Gottfrid Svartholm Warg, 24, Peter Sunde Kolmisoppi, 30, Fredrik Neij, 30, and Carl Lundstrom, 49 were found guilty of breaching copyright law in Sweden where The Pirate Bay site was found.

The court ordered a payment of 900,000 pounds in compensation for 21st Century Fox and 500,000 pounds each for MGM and Columbia Pictures. Despite the verdicts, the four men announced that the Pirate Bay would continue to operate from computers based in various countries around the world.

The Pirate Bay was set up in 2003 by the Swedish anti-copyright organization Piratbyran and the defendants have run the site since 2004.

The four men alleged that they will not begin their sentences or have to pay compensation until the end of the legal process. They began to appeal to supper court.
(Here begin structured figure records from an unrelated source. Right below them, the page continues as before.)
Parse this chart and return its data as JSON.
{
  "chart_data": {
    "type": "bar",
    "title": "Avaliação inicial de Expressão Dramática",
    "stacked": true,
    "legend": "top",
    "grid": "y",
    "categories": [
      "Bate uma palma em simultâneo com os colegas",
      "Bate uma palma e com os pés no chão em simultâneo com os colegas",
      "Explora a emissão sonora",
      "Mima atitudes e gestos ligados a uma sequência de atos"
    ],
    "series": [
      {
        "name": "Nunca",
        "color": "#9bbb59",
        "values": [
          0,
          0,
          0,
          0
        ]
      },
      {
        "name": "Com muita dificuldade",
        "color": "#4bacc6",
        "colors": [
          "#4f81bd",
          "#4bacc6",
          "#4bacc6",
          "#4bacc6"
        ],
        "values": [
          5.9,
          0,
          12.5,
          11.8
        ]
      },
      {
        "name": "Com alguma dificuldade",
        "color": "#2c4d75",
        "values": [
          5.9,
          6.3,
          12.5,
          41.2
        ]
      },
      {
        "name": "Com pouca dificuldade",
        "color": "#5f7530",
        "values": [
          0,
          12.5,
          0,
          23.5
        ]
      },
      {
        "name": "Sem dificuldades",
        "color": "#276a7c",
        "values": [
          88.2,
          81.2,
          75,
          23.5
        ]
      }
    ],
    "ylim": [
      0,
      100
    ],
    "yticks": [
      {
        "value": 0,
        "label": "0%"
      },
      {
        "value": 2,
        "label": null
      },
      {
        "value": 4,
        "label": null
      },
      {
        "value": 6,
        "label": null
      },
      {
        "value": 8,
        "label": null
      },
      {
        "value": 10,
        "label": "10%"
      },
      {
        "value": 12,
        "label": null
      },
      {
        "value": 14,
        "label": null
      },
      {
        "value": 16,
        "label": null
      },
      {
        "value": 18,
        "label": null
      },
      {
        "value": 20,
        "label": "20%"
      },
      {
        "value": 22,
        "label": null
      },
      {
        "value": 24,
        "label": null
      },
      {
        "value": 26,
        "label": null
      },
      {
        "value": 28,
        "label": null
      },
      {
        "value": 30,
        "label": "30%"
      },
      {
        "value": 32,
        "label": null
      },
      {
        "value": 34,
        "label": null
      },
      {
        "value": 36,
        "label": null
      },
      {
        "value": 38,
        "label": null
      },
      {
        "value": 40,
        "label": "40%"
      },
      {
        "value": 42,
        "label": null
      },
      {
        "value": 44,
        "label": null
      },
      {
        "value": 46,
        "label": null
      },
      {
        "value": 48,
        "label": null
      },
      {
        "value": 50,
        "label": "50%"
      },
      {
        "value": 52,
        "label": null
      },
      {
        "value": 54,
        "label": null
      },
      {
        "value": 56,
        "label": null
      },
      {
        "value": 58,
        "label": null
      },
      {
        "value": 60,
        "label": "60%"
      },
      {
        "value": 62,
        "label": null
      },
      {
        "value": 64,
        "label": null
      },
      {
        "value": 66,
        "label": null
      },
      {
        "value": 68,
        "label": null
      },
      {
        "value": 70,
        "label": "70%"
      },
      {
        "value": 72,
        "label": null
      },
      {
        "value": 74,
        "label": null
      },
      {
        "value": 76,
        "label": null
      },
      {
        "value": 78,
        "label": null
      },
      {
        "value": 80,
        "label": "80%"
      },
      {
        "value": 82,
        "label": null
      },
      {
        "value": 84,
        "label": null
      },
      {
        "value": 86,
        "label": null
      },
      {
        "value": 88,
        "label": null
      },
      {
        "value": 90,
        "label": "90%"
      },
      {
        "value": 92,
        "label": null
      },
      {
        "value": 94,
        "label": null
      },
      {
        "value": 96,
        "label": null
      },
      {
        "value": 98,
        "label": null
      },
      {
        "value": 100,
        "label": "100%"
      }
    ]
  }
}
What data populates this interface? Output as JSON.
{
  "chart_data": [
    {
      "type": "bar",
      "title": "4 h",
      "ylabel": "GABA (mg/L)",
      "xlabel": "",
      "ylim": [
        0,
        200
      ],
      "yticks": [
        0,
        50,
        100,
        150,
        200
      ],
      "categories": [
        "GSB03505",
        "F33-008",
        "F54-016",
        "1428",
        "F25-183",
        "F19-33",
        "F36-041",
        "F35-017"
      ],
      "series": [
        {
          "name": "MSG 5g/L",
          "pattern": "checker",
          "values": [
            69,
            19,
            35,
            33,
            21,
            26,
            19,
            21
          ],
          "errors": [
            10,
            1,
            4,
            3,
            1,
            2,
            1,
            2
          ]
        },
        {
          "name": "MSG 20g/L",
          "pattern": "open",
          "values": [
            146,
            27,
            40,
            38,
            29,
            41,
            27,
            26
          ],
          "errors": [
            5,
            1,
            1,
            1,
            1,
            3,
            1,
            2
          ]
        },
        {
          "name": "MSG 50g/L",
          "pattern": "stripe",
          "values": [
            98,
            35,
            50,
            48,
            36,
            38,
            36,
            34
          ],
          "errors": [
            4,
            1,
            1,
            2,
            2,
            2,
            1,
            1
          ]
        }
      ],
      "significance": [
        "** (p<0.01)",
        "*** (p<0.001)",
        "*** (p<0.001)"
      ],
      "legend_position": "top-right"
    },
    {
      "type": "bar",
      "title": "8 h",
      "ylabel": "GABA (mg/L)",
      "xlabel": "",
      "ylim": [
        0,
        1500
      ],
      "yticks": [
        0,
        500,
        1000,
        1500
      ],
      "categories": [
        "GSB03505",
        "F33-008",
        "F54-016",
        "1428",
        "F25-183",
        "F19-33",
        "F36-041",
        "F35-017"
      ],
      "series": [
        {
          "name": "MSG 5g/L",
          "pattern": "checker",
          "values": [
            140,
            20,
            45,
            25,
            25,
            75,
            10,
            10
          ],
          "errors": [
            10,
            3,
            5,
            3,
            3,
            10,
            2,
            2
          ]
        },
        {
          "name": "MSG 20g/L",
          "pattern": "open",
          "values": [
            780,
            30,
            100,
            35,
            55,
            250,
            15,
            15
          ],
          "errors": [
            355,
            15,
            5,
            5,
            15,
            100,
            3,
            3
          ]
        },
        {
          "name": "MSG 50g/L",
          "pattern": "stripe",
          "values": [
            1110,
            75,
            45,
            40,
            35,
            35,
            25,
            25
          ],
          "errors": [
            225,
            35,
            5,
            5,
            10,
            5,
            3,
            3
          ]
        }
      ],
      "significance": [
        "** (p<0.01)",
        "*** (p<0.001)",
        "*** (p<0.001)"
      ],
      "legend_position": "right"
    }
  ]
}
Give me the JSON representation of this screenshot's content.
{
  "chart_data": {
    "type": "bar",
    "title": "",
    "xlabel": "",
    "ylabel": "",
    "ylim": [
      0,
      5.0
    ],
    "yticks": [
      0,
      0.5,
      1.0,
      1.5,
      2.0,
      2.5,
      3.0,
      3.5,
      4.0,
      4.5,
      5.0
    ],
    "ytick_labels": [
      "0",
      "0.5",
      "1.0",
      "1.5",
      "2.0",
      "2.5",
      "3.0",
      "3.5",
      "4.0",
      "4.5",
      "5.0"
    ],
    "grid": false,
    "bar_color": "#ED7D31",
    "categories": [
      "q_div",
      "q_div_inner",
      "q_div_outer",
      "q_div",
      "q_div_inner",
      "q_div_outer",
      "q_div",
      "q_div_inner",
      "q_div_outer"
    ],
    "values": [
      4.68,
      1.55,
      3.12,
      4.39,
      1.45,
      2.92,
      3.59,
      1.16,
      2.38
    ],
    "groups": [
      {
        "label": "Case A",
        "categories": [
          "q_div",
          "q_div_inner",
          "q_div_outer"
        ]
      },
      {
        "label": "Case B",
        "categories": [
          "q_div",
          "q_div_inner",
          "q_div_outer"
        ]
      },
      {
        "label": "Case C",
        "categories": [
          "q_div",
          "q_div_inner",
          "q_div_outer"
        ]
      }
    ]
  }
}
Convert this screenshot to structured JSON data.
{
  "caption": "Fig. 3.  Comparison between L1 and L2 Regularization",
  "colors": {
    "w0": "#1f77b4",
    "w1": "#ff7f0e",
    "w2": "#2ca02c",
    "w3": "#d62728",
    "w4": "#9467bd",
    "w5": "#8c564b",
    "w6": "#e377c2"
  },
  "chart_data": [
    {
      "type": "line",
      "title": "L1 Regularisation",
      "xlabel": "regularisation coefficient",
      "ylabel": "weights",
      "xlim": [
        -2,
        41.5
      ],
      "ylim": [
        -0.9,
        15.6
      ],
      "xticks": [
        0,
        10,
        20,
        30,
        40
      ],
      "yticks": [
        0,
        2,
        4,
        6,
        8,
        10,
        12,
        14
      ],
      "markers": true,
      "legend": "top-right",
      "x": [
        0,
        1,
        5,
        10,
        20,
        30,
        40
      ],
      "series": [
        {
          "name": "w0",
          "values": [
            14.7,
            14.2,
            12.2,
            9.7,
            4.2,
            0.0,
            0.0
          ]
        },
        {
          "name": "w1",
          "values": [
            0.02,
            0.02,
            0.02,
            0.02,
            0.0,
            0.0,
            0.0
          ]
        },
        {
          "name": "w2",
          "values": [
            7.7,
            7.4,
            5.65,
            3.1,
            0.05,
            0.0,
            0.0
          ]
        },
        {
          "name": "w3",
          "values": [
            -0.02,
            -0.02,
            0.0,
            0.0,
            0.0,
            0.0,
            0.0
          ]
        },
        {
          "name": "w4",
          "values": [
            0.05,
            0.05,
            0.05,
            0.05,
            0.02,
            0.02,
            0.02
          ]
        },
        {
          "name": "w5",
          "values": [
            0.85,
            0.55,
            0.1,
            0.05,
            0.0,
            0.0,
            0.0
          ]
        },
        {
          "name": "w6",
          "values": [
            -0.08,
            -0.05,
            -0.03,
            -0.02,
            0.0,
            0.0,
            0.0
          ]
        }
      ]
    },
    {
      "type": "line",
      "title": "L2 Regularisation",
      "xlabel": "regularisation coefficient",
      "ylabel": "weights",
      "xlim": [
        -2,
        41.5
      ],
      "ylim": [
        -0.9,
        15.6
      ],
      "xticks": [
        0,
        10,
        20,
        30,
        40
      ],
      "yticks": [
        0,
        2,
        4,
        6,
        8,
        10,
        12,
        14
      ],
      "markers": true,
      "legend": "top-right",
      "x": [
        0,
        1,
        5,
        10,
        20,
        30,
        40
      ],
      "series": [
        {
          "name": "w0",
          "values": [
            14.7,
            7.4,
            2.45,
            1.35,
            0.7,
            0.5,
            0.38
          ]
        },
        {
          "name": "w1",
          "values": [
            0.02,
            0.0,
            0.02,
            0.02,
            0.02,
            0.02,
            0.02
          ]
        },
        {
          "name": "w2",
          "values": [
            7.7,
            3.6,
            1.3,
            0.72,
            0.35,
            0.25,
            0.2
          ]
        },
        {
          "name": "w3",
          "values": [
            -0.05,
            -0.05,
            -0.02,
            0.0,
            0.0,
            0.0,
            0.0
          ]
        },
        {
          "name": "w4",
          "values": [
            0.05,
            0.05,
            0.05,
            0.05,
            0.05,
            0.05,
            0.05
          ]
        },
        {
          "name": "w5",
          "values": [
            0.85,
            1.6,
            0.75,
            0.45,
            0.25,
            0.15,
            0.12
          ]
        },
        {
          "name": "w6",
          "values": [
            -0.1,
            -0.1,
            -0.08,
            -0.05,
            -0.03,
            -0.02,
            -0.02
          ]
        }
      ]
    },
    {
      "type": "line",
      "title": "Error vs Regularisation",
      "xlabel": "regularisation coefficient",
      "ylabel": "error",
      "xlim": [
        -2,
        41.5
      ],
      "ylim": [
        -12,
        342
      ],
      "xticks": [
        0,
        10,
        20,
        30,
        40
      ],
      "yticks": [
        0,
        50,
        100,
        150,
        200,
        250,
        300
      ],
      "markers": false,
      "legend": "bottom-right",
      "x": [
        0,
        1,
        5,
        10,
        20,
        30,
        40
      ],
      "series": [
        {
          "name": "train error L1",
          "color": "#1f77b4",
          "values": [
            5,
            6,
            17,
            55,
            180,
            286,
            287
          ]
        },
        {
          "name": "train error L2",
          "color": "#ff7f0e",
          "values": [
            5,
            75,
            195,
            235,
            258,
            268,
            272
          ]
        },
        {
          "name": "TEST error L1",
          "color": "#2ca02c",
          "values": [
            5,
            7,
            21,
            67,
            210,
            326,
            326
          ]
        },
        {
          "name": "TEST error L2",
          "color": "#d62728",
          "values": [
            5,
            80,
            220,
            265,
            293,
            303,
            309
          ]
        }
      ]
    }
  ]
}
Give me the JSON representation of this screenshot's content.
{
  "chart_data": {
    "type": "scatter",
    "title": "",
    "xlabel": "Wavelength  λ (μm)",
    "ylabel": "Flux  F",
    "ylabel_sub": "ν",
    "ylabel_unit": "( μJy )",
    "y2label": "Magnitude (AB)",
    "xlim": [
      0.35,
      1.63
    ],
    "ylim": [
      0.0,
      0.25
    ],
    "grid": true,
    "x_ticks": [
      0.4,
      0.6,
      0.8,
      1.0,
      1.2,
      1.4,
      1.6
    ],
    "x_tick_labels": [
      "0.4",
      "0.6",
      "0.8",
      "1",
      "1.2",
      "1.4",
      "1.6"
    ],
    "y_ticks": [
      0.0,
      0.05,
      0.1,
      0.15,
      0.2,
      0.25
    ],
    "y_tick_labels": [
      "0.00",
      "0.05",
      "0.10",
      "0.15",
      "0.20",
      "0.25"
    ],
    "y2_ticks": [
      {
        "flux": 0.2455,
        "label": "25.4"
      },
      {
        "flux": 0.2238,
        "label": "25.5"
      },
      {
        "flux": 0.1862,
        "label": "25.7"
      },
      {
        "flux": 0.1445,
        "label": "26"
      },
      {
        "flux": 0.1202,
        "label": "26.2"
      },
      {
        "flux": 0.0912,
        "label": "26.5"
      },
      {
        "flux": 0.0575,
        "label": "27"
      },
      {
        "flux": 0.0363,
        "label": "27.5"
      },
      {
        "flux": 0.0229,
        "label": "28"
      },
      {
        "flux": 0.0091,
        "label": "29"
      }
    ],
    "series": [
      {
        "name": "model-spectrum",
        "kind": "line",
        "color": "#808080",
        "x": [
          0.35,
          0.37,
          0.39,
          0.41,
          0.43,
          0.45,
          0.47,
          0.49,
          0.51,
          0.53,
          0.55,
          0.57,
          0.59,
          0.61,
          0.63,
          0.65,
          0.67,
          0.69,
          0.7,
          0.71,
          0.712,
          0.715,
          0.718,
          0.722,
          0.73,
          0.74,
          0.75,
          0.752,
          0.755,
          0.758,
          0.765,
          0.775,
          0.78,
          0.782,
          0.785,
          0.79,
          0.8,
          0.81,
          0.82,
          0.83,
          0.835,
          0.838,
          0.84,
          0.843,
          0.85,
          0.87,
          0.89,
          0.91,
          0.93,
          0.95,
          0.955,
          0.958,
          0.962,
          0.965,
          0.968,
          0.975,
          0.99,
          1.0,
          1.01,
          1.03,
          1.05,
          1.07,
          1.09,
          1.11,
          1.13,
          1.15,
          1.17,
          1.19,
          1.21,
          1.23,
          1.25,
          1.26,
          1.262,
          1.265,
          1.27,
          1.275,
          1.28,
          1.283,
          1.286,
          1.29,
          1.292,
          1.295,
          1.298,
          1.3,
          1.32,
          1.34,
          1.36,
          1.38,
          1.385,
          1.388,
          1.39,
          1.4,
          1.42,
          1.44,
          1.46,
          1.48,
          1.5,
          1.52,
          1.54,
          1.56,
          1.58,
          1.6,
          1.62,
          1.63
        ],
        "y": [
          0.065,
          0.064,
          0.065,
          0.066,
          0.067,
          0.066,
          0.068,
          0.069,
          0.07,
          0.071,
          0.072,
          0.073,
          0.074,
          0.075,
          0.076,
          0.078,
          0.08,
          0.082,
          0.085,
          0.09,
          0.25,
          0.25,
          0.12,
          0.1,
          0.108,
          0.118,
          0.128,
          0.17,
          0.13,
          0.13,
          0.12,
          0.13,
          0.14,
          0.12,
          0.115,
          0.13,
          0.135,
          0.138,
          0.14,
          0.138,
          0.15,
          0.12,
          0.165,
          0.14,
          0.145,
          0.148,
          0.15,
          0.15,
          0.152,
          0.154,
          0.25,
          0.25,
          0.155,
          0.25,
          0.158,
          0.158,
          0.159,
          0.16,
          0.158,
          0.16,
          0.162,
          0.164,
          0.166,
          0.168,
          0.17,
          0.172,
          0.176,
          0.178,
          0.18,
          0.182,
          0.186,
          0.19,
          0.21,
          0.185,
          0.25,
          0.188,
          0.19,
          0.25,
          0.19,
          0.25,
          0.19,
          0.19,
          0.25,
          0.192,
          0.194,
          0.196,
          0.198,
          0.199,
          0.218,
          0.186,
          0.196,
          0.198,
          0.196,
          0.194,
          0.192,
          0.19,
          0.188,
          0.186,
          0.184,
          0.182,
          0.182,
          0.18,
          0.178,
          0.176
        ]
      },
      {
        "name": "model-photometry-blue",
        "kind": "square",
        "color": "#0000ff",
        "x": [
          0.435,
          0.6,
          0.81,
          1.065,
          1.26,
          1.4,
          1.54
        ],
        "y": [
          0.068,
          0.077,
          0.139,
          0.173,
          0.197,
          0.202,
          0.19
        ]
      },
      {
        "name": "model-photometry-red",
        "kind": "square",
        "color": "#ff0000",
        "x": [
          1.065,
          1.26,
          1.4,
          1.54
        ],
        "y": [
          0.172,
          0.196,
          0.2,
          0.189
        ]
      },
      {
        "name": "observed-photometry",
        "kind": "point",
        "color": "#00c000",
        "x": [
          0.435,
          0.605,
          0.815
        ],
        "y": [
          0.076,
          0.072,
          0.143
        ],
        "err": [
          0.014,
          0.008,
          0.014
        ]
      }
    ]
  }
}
According to the information provided by Pirate Bay, there were 3.3 million users in China, 1.6 million in the U.S. and 824,000 in Britain this year.

It is a big victory for entertainment industries as concerns have grown over the level of illegal file sharing.

Lawyers for the four men had argued that no copyrighted material was actually stored on Pirate Bay's servers and no swapping of files took place there.

The site's legal adviser, Mikael Viborg, stated that because Torrent files and trackers merely pointed to content and the site's activities were legal under Swedish law.